MILAN (Reuters) -Italy’s second-biggest bank, UniCredit, on Monday unveiled a set of measures worth up to 8 billion euros ($8 billion) to ease the pain of firms and households hit by record energy costs and a wider price surge.

Chief Executive Andrea Orcel told a press call that UniCredit, which operates also in Germany, Austria and Eastern Europe, was working on similar measures for its other markets, and reassured on the quality of the bank’s loan book.

Though UniCredit is aware that many of its customers, especially in energy-hungry sectors such as steel or ceramics, are struggling, Orcel said loan repayments had kept up the benign trends seen in the second quarter.

Ours is a pre-emptive move,” Remo Taricani, the bank’s deputy head of Italy, said. We asked ourselves, What can a bank do to help with the structural reduction in households’ disposable income and companies’ cash flows we’ll observe in the next two to three months?

Separately on Monday, Italy’s biggest bank, Intesa Sanpaolo, said it would provide an additional 2 billion euros in financing to small businesses to cover energy costs and offer a payment suspension of up to 24 months on existing loans.

UniCredit will offer companies 5 billion euros in new loans with a maturity of up to three years to help them pay their energy bills.

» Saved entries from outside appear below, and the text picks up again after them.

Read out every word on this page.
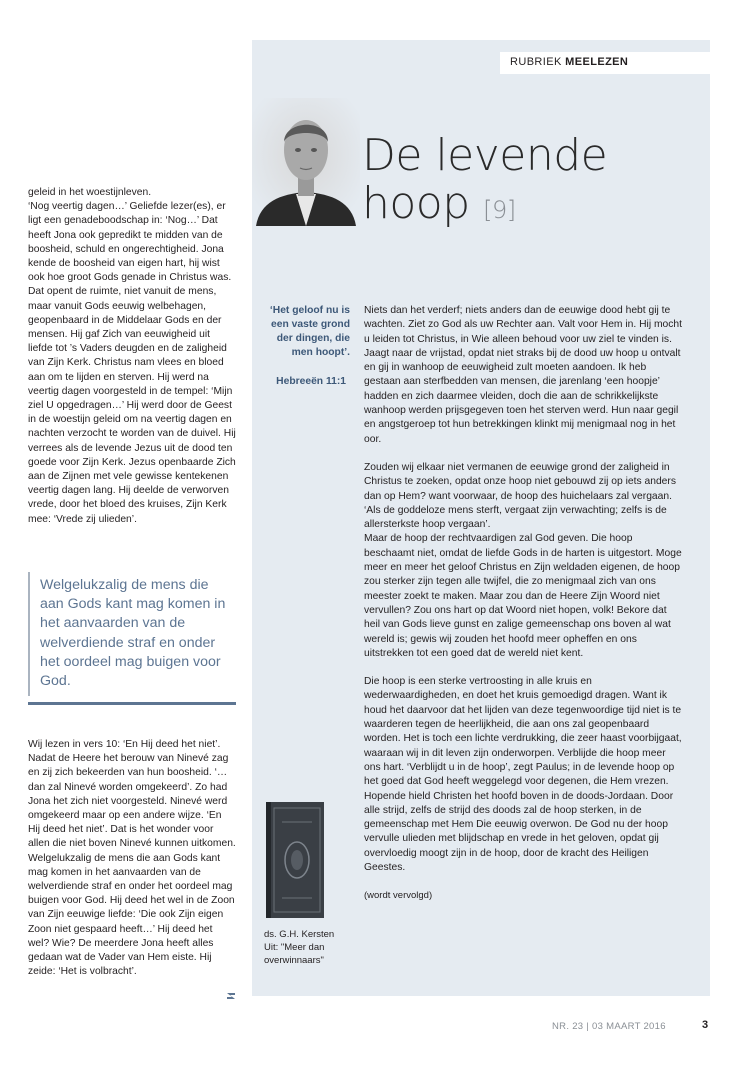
RUBRIEK MEELEZEN
De levende
hoop [9]

geleid in het woestijnleven.

‘Nog veertig dagen…’ Geliefde lezer(es), er ligt een genadeboodschap in: ‘Nog…’ Dat heeft Jona ook gepredikt te midden van de boosheid, schuld en ongerechtigheid. Jona kende de boosheid van eigen hart, hij wist ook hoe groot Gods genade in Christus was. Dat opent de ruimte, niet vanuit de mens, maar vanuit Gods eeuwig welbehagen, geopenbaard in de Middelaar Gods en der mensen. Hij gaf Zich van eeuwigheid uit liefde tot ’s Vaders deugden en de zaligheid van Zijn Kerk. Christus nam vlees en bloed aan om te lijden en sterven. Hij werd na veertig dagen voorgesteld in de tempel: ‘Mijn ziel U opgedragen…’ Hij werd door de Geest in de woestijn geleid om na veertig dagen en nachten verzocht te worden van de duivel. Hij verrees als de levende Jezus uit de dood ten goede voor Zijn Kerk. Jezus openbaarde Zich aan de Zijnen met vele gewisse kentekenen veertig dagen lang. Hij deelde de verworven vrede, door het bloed des kruises, Zijn Kerk mee: ‘Vrede zij ulieden’.

Welgelukzalig de mens die aan Gods kant mag komen in het aanvaarden van de welverdiende straf en onder het oordeel mag buigen voor God.

Wij lezen in vers 10: ‘En Hij deed het niet’. Nadat de Heere het berouw van Ninevé zag en zij zich bekeerden van hun boosheid. ‘…dan zal Ninevé worden omgekeerd’. Zo had Jona het zich niet voorgesteld. Ninevé werd omgekeerd maar op een andere wijze. ‘En Hij deed het niet’. Dat is het wonder voor allen die niet boven Ninevé kunnen uitkomen. Welgelukzalig de mens die aan Gods kant mag komen in het aanvaarden van de welverdiende straf en onder het oordeel mag buigen voor God. Hij deed het wel in de Zoon van Zijn eeuwige liefde: ‘Die ook Zijn eigen Zoon niet gespaard heeft…’ Hij deed het wel? Wie? De meerdere Jona heeft alles gedaan wat de Vader van Hem eiste. Hij zeide: ‘Het is volbracht’.

‘Het geloof nu is een vaste grond der dingen, die men hoopt’.
Hebreeën 11:1

Niets dan het verderf; niets anders dan de eeuwige dood hebt gij te wachten. Ziet zo God als uw Rechter aan. Valt voor Hem in. Hij mocht u leiden tot Christus, in Wie alleen behoud voor uw ziel te vinden is. Jaagt naar de vrijstad, opdat niet straks bij de dood uw hoop u ontvalt en gij in wanhoop de eeuwigheid zult moeten aandoen. Ik heb gestaan aan sterfbedden van mensen, die jarenlang ‘een hoopje’ hadden en zich daarmee vleiden, doch die aan de schrikkelijkste wanhoop werden prijsgegeven toen het sterven werd. Hun naar gegil en angstgeroep tot hun betrekkingen klinkt mij menigmaal nog in het oor.

Zouden wij elkaar niet vermanen de eeuwige grond der zaligheid in Christus te zoeken, opdat onze hoop niet gebouwd zij op iets anders dan op Hem? want voorwaar, de hoop des huichelaars zal vergaan. ‘Als de goddeloze mens sterft, vergaat zijn verwachting; zelfs is de allersterkste hoop vergaan’.

Maar de hoop der rechtvaardigen zal God geven. Die hoop beschaamt niet, omdat de liefde Gods in de harten is uitgestort. Moge meer en meer het geloof Christus en Zijn weldaden eigenen, de hoop zou sterker zijn tegen alle twijfel, die zo menigmaal zich van ons meester zoekt te maken. Maar zou dan de Heere Zijn Woord niet vervullen? Zou ons hart op dat Woord niet hopen, volk! Bekore dat heil van Gods lieve gunst en zalige gemeenschap ons boven al wat wereld is; gewis wij zouden het hoofd meer opheffen en ons uitstrekken tot een goed dat de wereld niet kent.

Die hoop is een sterke vertroosting in alle kruis en wederwaardigheden, en doet het kruis gemoedigd dragen. Want ik houd het daarvoor dat het lijden van deze tegenwoordige tijd niet is te waarderen tegen de heerlijkheid, die aan ons zal geopenbaard worden. Het is toch een lichte verdrukking, die zeer haast voorbijgaat, waaraan wij in dit leven zijn onderworpen. Verblijde die hoop meer ons hart. ‘Verblijdt u in de hoop’, zegt Paulus; in de levende hoop op het goed dat God heeft weggelegd voor degenen, die Hem vrezen. Hopende hield Christen het hoofd boven in de doods-Jordaan. Door alle strijd, zelfs de strijd des doods zal de hoop sterken, in de gemeenschap met Hem Die eeuwig overwon. De God nu der hoop vervulle ulieden met blijdschap en vrede in het geloven, opdat gij overvloedig moogt zijn in de hoop, door de kracht des Heiligen Geestes.

(wordt vervolgd)

ds. G.H. Kersten
Uit: "Meer dan
overwinnaars"
NR. 23 | 03 MAART 2016	3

Another 3 billion euros will be made available through payment suspensions and other measures for holders of credit cards and mortgage loans.

Companies that have not tapped guarantees on bank debt made available by the government can request until Dec. 31 a 12-month moratorium on their mortgages, UniCredit said.

An up to 12-month suspension for capital reimbursement and the possibility to tweak the repayment plan will be given on 400,000 house mortgages.

Some 1.4 million credit card holders will have the chance to postpone by up to six months with zero rates and fees their payments from Oct. 1 to the end of the year.